Introduction to Statistical Inference

Suppose that our goal is to figure out whether a coin is fair. We toss the coin 50 times, and it comes up heads 20 times. Does it mean the coin is unfair?

Not necessarily. It might be that we just got a little unlucky and got 20 instead of 25.

Let’s ask ourselves:

Assuming the coin is fair, what is the probability of obtaining a result that’s as extreme or more extreme than 20?

In other words, how often would we expect 20 heads or fewer, or 30 heads or more, just by chance, even if the coin is fair?

We can compute this using

pbinom(q = 20, size = 50, prob = 0.5) + (1 - pbinom(q = 29, size = 50, prob = 0.5))
## [1] 0.2026388

So, about once every 5 times, we’d expect a result that’s at least as extreme as 20. Perhaps that’s not enough to conclude the coin is not fair.

Let’s visualize this with a histogram:

tosses <- rbinom(n = 10000, size = 50, prob = 0.5)
tosses.df <- data.frame(n = tosses)
ggplot(tosses.df) + geom_bar(mapping = aes(x = n, y = ..prop..)) + geom_vline(xintercept = 20, color = "red" ) + geom_vline(xintercept = 30, color = "red")

We can get the probability of values that are at least as extreme as 20 by adding up the columns outside the red lines.

What if things were the same, but with 500 tosses and 200 heads? Here is the histogram.

tosses <- rbinom(n = 10000, size = 500, prob = 0.5)
tosses.df <- data.frame(n = tosses)
ggplot(tosses.df) + geom_bar(mapping = aes(x = n, y = ..prop..)) + geom_vline(xintercept = 200, color = "red" ) + geom_vline(xintercept = 300, color = "red")

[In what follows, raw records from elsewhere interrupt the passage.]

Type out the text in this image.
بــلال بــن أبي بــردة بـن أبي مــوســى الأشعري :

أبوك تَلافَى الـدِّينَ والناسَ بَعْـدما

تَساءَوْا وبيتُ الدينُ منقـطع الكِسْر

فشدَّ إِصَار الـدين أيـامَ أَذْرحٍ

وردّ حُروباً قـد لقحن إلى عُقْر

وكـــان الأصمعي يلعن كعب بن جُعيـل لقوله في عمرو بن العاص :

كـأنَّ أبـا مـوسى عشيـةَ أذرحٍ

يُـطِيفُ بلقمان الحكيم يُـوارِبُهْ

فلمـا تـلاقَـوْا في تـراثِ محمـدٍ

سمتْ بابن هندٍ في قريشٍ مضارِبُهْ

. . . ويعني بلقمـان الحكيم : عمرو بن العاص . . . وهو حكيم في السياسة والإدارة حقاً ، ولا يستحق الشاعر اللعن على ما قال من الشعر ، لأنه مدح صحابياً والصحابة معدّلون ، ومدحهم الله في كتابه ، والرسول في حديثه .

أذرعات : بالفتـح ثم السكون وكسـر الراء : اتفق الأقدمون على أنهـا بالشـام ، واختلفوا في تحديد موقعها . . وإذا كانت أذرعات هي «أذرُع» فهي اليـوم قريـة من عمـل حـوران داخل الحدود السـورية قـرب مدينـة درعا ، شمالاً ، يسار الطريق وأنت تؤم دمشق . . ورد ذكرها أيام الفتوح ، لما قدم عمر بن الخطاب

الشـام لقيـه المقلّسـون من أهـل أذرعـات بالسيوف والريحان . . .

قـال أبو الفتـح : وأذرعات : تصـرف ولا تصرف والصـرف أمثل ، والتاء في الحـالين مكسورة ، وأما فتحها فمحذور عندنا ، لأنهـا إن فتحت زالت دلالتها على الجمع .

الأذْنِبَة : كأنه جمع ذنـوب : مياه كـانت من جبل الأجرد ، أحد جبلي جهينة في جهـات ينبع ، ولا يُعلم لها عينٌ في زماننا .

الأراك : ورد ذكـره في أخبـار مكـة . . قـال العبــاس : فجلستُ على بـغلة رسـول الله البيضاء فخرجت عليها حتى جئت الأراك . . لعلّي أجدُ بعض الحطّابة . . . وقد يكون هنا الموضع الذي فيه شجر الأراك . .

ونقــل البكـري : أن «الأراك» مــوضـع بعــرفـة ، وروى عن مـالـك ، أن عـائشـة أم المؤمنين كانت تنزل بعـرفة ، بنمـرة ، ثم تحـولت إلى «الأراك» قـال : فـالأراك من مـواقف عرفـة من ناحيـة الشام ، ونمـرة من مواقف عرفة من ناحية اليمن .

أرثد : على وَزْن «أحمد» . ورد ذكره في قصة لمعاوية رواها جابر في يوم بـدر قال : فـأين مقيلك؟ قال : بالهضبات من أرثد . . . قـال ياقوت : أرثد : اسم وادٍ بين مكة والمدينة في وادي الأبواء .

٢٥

Clearly, the probability if getting 200 heads with 500 tosses and a fair coin is just 0. But we can verify that:

pbinom(q = 200, size = 500, prob = 0.5) + (1 - pbinom(q = 300, size = 500, prob = 0.5))
## [1] 7.395812e-06

We can also confirm this via simulation:

tosses <- rbinom(n = 1000, size = 500, prob = 0.5)
mean(tosses <= 200 | tosses >= 300)
## [1] 0

The p-value

What we just computed is known as the p-value: the probability of getting results at least as extreme as what we observe, if the null hypothesis is true.

In our case, the null hypothesis is that the coin is fair.

Small p-values provide evidence against the Null Hypothesis – a small p-value indicates that what we see is unlikely if the Null Hypothesis were true.

N.B.: the p-value is ABSOLUTELY NOT the probability that the null hypothesis is true.

(So what is the probability that the coin is fair, in our experiment?)

(Glib answer: 0 or 1, depending on whether the coin is fair or not. We’ll discuss this later again.)

The Null Hypothesis

The Null Hypothesis is the hypothesis that nothing interesting is going on – e.g., that the coin is fair, or that the new drug we that we administered to a group of patient is no better than a placebo.

Project 1 variable selection

Suppose you added in a variable, and classification performance on the validation set improved by 0.5% from 65.0% to 65.5%. Is this a genuine improvement?

Size of the validation set: 1000

Null hypothesis: there is no improvement. (The probability of getting an example correct is still 65%)

Model: \(Prob(CCR = x) = dbinom(x = x, size = 1000, prob = .65)\) (assuming the Null Hypothesis is true)

The probability of 655 Heads out of 1000 trials:

dbinom(x = 655, size = 1000, prob = .65)
## [1] 0.02510964

P-value: Prob(x >= 655 or x <= 645) =

pbinom(q = 645, size = 1000, prob = .65) + (1-pbinom(q = 654, size = 1000, prob = .65))
## [1] 0.7654586

(Note: we made a number of simplifying assumptions. In particular, we assumed that we know that the performance of the previous model was exactly 65%, when actually we just had an estimate of the performance.)